The FDA’s Breakthrough Device program will provide preCARDIA with priority review and engagement with FDA experts from the premarket review phase through commercialization decisions. The Centers for Medicare and Medicaid Services (CMS) has also created an alternative new technology add-on payment pathway for technologies that have been granted a Breakthrough Device designation.  
 
In the U.S., around 1.8 million patients are admitted to hospitals with ADHF each year — it is the leading cause of hospitalization in patients 65 and older. Mortality after ADHF hospitalization approaches 30% annually and readmission is common, despite the available pharmacotherapy and device-based heart failure treatments.
 
Most ADHF patients have significant volume overload and congestive symptoms, which are strong predictors of outcomes.
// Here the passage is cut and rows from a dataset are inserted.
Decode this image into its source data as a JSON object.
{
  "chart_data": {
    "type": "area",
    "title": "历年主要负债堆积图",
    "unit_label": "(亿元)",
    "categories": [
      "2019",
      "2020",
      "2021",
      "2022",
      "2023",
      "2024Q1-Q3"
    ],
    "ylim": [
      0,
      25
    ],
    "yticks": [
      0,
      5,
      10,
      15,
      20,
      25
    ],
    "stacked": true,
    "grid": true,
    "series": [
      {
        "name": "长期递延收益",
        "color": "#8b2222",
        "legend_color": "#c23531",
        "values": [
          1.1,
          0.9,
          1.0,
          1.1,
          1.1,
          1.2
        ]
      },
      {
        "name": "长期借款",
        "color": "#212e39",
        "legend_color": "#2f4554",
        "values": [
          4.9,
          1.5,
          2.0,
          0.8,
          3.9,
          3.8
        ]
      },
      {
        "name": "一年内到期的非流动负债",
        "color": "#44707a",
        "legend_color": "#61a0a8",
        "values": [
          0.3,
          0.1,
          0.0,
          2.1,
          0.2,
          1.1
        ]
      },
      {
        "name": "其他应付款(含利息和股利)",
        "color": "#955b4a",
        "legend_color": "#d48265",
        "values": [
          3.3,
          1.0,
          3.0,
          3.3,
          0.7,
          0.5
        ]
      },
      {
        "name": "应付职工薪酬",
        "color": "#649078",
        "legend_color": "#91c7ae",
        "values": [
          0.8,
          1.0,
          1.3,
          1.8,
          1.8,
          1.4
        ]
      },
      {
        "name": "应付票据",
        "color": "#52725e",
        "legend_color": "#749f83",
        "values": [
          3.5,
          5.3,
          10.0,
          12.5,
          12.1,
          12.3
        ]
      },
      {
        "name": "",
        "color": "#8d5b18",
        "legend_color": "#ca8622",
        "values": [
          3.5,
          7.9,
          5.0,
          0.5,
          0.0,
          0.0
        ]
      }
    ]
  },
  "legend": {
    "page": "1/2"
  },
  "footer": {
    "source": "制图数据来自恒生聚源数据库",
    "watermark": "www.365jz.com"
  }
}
Current therapeutic approaches are palliative; they alleviate some symptoms, but ADHF patients continue to experience poor morbidity and mortality outcomes. preCARDIA states that a need remains for new therapies focusing on providing effective and efficient cardio-renal volume unloading.
 
“The current ADHF treatment approaches are sub-optimal in many patients and have not improved over the past twenty years, thus new treatment options are critical,” added Navin Kapur, M.D., director of the Acute Circulatory Support Program at Tufts Medical Center, and chief medical advisor and chair of preCARDIA’s Scientific Advisory Board, in a press release about the VENUS-HF study. “We are excited to be pioneering a novel, minimally-invasive transcatheter treatment approach that has the potential to greatly improve the lives of patients suffering from ADHF.”